You’ve prepped your listing presentation, aced the delivery and got the paperwork signed — but what exactly was it that hooked your new seller clients? It’s hard to figure that out unless you ask them, but most real estate agents don’t bother because, well, they got the job (or they don’t care because they didn’t get the job). For this reason, few agents ever change anything about their listing presentation apart from the data each year.
Winning business comes down to price, commission and rapport — and you’d be surprised by how far a strong rapport will go. It really becomes a race to see who can build a relationship the fastest — and whichever agent wins at building the relationship stands the best chance of winning the listing.
If you are in need of a listing presentation overhaul, these are some edgy, savvy and effective ways to shake things up a bit.
1. Prepare to listen
We get really excited during listing presentations because they give us a chance to talk about one of our favorite subjects — ourselves! It’s unlikely that a one-sided conversation will create rapport or impress a potential client; truth be told, they know all about you before you arrive. They have stalked your Facebook page and looked you up on Zillow, Linkedin, Twitter and Google. What can you possibly tell them that they don’t know from those sources?
The best path to success is to listen. Keep clients talking about what they need and want, engaging their memories and desires. This is achieved by asking great questions.
Dale Carnegie put forth in How to Win Friends and Influence People that you should “ask questions the other person will enjoy answering.” You can see where this strategy would create a great tone in conversation. Try these questions:
- What is your fondest memory of living here?
- How many meals do you think you ate at this table?
Sounds easy enough and very reasonable. However, this is a listing presentation, not a pot luck supper. That’s why it’s also important to ask the hard questions:
- Why do you have to move?
- What happens if the house doesn’t sell?
Here’s your chance to dig deep. Everyone involved is making a business decision. Hard questions will arise and the person who gets the answers to those will make the best choice. Think of it less like a listing presentation and more like a business proposal where both sides have a say.
And remember: Simply asking more questions is not the answer — asking better questions is what you want to strive for.
2. Change the environment
Everything is on purpose — from the font to the pictures to the showcased data — to make sure we are seen in the best light possible. Everything in a listing presentation is on purpose, and all of that is fine, but changing up your pattern can be a very intentional tool.
In typical fashion, the living room and kitchen are the go-to rooms for listing presentations. It is very much an “everyone gather around and see what type of year this agent had” vibe. Break this pattern. Change the expected.
Asking to sit outside on the porch, in another room or even something as simple as changing chairs with a seller can create enough disruption to make you more memorable. It is a strategy that, when used politely and well, can lead to new and better conversations.
Once you disrupt the expected environment, disrupt the overall expectations. Ask if they mind if you record the conversation as opposed to taking notes so that you can give them your full eye contact and attention. Using the voice memo function on most smart phones is a great way to recall what was discussed, and it also creates the sense that this is an official conversation.

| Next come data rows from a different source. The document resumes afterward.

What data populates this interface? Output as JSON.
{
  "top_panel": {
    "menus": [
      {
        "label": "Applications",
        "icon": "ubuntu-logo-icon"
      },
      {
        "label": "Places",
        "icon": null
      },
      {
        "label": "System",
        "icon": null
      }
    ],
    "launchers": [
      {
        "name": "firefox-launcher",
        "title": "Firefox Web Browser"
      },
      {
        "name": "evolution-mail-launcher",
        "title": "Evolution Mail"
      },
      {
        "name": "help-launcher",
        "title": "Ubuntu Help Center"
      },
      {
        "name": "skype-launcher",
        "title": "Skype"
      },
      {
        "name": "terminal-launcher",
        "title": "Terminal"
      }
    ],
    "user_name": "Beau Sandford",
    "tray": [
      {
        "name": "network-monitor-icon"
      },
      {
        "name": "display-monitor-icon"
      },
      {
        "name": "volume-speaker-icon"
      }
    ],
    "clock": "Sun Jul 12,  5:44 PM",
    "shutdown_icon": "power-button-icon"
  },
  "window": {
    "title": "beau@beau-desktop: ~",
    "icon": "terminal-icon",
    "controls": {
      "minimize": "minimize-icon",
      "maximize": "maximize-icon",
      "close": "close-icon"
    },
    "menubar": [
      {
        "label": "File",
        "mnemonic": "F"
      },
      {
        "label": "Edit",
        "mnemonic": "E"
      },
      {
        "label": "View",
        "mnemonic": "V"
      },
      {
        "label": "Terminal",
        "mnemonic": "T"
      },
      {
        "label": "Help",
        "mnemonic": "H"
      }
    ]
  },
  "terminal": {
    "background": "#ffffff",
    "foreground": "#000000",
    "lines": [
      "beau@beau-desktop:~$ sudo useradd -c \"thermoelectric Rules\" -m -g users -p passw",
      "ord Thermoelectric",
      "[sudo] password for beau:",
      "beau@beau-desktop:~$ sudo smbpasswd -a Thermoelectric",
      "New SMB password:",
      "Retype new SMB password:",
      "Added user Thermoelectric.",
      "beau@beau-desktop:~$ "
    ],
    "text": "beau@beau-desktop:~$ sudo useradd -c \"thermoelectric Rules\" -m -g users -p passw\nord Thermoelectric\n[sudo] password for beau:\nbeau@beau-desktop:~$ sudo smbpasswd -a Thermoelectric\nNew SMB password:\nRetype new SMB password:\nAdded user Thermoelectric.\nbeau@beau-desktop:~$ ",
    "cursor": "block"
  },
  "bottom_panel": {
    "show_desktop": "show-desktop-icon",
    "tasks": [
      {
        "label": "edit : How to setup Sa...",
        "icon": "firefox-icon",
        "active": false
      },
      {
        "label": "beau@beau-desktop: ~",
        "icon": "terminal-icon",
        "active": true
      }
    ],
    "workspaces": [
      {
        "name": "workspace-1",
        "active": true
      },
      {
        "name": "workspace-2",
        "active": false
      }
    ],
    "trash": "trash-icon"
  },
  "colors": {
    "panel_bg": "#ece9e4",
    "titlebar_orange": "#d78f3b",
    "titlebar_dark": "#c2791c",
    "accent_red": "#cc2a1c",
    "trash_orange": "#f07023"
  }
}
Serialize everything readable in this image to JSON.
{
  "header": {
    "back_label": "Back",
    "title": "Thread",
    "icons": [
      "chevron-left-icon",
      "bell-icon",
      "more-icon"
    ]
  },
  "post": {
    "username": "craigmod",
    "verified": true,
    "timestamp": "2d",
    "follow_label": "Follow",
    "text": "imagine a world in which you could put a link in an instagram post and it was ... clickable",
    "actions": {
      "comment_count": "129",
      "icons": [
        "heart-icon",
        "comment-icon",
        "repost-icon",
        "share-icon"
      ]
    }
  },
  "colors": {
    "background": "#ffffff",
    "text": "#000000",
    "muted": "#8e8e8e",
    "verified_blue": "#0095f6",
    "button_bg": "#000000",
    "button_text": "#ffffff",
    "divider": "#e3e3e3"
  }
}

You might think this would make sellers uncomfortable — and you might be right. At least for the first few minutes. That is why you have to be good at asking questions they enjoy answering. You control the environment, which means any discomfort in the air is up to you to extinguish. In less than three questions, a potential client will forget your phone is recording the conversation.
3. Know the answers
We all know the guaranteed questions are around price, commission and time frame. One hundred percent of the listing appointments will have to address two or more of these. Knowing how you are going to answer these questions ahead of time is, well, expected. But what other questions might be asked?
The purpose is to get business while you are there. Anticipating questions and avoiding the dreaded, “I’ll have to get back to you on that” phrase can help you prove yourself as an expert. (Never call yourself an expert, by the way.)
The goal is to know the answer to all of their questions and to follow your answers with a question for the potential client. It’s like a verbal tennis match. Everything is premeditated and serves a purpose. The purpose is to get the sellers to make a decision (choose you!) while you are there.
We all know the fortune is in the follow-up, but we often fail to recognize that our follow-up method should make a statement — it shouldn’t be an email like everyone else.
When you leave a listing presentation, whether you got the business or not, shoot a quick video in front of the property thanking them. Text that video to them immediately. If you got the job, thank them for trusting you and show them you are going to do what you said you would. If you didn’t get the job, thank them and open the door for the possibility of bringing them a buyer. Either way, a short video in front of their house will make an impression.
If video is not your strong suit, take a selfie and just send a picture and a text. The point is to get them something personal immediately. So many agents wait a day and send an email that has the sincerity of a grizzly bear and the warmth of an ice cube. The goal is to be different.
If we change the way we think about the listing presentation, we can create some relationship building intention that can be a lot of fun. Reverse the purpose: Don’t think of it as a chance to present yourself to the sellers; think of it as a chance to receive the seller’s presentation. This is a key mindset hack in the whole process.
It would be arrogant of us to think that sellers don’t know what’s coming their way during a listing presentation. Ask yourself: What can I tell them that they can’t find on the internet?